Sur le plan environnemental, cette longévité exceptionnelle réduit d’autant le besoin de remplacement et de reconstruction. Le parpaing demande davantage de vigilance. L’enduit extérieur doit être refait régulièrement, la capillarité peut s’avérer problématique en zone humide et les joints sont plus susceptibles de se dégrader avec le temps.
Ces interventions ponctuelles ont un coût, tant financier qu’écologique, qu’il faut anticiper dès la phase de conception du projet. Une maison en parpaing bien entretenue reste solide, mais elle exige plus d’attention qu’une maison en brique.
Faire le bon choix selon son projet et son territoire
Il n’existe pas de réponse universelle. Le choix entre brique et parpaing dépend du climat local, du type de construction, des ambitions énergétiques du maître d’ouvrage et des savoir-faire disponibles dans la région.
En zone froide ou humide, la brique s’impose presque naturellement pour ses qualités d’isolation et de résistance à l’humidité. En zone sèche ou pour une construction économique destinée à être très bien isolée par l’extérieur, le parpaing peut remplir son rôle correctement.

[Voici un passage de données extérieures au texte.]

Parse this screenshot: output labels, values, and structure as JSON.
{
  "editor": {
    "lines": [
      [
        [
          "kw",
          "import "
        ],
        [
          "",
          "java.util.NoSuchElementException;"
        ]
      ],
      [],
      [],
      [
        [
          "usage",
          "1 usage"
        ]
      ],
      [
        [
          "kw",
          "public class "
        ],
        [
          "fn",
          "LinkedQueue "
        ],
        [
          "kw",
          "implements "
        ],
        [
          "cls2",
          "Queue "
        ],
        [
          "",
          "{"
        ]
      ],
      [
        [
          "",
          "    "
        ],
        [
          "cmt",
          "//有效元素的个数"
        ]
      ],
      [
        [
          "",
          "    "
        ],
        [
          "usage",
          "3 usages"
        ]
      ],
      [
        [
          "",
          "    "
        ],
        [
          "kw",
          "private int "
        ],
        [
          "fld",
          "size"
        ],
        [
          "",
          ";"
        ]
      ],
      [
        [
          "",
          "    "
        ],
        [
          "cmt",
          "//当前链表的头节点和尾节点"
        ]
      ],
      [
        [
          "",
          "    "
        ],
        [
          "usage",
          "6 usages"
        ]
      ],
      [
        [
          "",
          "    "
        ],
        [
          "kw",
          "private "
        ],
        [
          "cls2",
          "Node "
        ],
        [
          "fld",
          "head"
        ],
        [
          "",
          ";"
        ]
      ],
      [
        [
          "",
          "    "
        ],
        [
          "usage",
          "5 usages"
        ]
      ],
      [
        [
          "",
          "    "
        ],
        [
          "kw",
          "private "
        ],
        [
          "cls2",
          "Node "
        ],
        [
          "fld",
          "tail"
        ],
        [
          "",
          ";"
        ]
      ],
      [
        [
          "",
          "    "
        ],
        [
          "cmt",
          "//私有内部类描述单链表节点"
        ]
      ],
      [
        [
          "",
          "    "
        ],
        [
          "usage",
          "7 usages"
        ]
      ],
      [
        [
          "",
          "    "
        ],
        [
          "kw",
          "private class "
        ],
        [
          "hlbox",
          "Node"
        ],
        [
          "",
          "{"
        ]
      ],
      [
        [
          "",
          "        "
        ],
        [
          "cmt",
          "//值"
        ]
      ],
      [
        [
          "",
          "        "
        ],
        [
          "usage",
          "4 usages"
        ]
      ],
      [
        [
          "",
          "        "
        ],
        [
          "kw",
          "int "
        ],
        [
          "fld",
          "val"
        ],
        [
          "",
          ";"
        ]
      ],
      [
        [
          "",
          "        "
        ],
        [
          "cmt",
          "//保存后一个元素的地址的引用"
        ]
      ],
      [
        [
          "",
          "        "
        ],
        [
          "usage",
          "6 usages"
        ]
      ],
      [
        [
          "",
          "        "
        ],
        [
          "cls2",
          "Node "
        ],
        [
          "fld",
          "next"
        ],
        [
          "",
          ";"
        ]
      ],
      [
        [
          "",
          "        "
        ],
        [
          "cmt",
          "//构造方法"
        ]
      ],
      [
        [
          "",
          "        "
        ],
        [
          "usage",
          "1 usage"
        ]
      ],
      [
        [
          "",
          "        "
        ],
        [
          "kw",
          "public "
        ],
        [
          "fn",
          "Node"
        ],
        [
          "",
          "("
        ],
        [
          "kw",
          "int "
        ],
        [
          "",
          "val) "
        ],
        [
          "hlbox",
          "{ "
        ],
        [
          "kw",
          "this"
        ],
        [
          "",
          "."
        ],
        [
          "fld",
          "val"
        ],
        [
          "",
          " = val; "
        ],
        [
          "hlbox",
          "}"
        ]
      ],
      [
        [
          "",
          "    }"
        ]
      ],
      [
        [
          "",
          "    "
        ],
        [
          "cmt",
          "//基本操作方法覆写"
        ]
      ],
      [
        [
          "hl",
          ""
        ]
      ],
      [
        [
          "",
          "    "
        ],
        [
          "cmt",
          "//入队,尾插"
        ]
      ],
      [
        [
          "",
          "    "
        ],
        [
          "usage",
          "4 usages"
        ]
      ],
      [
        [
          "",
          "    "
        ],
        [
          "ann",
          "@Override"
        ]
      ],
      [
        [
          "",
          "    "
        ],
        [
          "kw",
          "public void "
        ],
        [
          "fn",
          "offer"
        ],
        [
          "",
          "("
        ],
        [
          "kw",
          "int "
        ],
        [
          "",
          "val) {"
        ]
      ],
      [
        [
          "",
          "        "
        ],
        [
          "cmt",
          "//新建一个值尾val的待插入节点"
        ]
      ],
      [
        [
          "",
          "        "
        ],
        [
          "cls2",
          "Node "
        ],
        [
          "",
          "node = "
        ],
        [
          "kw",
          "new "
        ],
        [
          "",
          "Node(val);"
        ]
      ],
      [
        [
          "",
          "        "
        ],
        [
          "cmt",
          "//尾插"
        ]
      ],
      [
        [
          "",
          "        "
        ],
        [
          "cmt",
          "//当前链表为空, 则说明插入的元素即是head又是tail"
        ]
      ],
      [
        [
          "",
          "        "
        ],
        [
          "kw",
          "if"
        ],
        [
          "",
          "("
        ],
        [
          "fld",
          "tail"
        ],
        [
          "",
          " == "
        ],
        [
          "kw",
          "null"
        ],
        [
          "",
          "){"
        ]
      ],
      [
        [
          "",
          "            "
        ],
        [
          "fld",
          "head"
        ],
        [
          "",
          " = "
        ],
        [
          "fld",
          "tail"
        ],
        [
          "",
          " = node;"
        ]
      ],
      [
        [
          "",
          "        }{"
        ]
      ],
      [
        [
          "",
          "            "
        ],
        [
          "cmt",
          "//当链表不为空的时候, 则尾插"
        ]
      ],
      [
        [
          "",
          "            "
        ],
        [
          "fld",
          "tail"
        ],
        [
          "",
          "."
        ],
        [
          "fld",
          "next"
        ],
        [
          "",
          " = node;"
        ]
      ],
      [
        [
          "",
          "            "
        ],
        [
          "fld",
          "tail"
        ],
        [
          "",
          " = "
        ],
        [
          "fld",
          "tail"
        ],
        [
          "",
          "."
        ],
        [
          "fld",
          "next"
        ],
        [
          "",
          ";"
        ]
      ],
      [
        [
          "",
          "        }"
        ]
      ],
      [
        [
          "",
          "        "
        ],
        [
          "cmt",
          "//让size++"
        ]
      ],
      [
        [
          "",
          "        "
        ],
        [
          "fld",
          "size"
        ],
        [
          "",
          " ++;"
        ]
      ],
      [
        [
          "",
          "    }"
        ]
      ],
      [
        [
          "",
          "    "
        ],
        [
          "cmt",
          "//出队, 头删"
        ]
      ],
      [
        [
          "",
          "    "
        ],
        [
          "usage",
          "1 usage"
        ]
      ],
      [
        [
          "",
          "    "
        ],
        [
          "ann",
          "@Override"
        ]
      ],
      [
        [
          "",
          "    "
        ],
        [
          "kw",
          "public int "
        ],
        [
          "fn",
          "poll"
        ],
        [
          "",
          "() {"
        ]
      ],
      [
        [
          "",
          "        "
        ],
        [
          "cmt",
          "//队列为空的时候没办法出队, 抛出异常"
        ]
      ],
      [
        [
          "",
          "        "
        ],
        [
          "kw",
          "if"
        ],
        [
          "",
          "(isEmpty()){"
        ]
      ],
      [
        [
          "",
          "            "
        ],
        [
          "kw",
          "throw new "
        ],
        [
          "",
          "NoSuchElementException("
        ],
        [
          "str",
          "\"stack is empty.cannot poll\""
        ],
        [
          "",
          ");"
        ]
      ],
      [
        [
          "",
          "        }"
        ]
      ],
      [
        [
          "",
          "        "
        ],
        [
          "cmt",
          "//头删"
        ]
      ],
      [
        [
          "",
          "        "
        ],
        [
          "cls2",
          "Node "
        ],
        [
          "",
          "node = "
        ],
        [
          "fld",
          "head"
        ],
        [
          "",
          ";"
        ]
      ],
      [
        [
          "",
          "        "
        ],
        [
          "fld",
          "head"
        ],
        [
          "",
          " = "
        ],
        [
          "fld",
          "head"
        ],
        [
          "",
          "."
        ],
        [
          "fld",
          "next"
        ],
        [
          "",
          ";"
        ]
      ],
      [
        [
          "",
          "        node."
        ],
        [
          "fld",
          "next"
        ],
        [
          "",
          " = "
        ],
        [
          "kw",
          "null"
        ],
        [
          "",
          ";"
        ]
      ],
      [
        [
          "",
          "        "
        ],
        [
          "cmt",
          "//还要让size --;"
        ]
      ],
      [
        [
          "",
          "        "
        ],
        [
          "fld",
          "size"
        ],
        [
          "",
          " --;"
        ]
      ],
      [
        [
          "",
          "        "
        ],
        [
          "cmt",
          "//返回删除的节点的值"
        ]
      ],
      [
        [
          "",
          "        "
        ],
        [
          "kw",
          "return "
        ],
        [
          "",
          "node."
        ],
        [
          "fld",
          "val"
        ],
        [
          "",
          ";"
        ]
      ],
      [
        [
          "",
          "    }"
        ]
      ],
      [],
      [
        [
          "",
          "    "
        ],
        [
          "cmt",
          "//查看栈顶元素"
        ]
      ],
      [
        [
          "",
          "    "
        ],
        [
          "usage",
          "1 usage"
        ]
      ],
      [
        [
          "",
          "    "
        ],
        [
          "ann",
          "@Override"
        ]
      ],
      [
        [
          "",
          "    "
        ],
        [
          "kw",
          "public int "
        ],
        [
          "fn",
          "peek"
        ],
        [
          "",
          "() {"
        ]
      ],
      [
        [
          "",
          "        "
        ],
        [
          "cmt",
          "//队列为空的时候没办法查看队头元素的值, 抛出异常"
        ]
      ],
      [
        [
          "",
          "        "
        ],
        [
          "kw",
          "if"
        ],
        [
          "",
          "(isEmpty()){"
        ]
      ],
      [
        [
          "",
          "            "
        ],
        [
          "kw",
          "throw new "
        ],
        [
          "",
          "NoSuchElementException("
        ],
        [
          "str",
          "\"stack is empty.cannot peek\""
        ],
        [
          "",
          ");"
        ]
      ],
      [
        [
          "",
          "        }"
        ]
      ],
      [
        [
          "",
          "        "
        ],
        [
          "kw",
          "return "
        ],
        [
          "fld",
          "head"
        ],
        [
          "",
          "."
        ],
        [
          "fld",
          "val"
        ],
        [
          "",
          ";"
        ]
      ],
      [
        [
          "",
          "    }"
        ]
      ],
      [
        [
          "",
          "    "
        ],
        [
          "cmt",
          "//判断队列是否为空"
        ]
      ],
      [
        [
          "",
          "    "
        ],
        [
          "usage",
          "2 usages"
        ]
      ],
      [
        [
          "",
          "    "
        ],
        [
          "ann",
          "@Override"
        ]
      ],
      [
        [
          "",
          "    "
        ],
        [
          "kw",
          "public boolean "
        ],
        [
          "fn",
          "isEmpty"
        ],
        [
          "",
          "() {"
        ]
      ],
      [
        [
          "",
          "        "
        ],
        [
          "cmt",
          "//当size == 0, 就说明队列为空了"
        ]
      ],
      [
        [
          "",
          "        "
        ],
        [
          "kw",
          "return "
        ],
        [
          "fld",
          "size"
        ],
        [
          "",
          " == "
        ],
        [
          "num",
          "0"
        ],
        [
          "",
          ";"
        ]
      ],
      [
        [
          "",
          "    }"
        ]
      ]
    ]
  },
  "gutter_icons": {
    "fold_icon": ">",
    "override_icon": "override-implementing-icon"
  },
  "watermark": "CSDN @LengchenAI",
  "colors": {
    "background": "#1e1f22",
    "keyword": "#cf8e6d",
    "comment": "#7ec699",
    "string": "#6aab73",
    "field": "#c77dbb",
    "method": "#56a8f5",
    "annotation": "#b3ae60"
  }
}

L’essentiel est de raisonner sur le temps long, un matériau un peu plus cher à l’achat mais qui réduit les charges d’énergie, l’entretien et l’empreinte carbone sur toute la durée de vie du bâtiment représente presque toujours le meilleur investissement, pour le portefeuille comme pour la planète.

Choisir son matériau, c’est choisir son impact
La brique reste le matériau le plus écologique des deux dans la grande majorité des configurations. Son bilan carbone à la production, ses performances thermiques naturelles et sa durabilité en font un allié solide pour construire en accord avec les exigences environnementales actuelles.
Le parpaing, lorsqu’il est associé à des solutions d’isolation performantes et à des formulations bas carbone, peut néanmoins constituer une alternative viable pour les projets contraints budgétairement. Dans tous les cas, la qualité de mise en œuvre reste déterminante.
Le meilleur matériau du monde ne compensera jamais un chantier mal conduit. Mieux vaut donc s’entourer de professionnels qui maîtrisent aussi bien les matériaux que les règles de construction actuelles, et qui peuvent vous accompagner vers un habitat durable, sain et économe en énergie.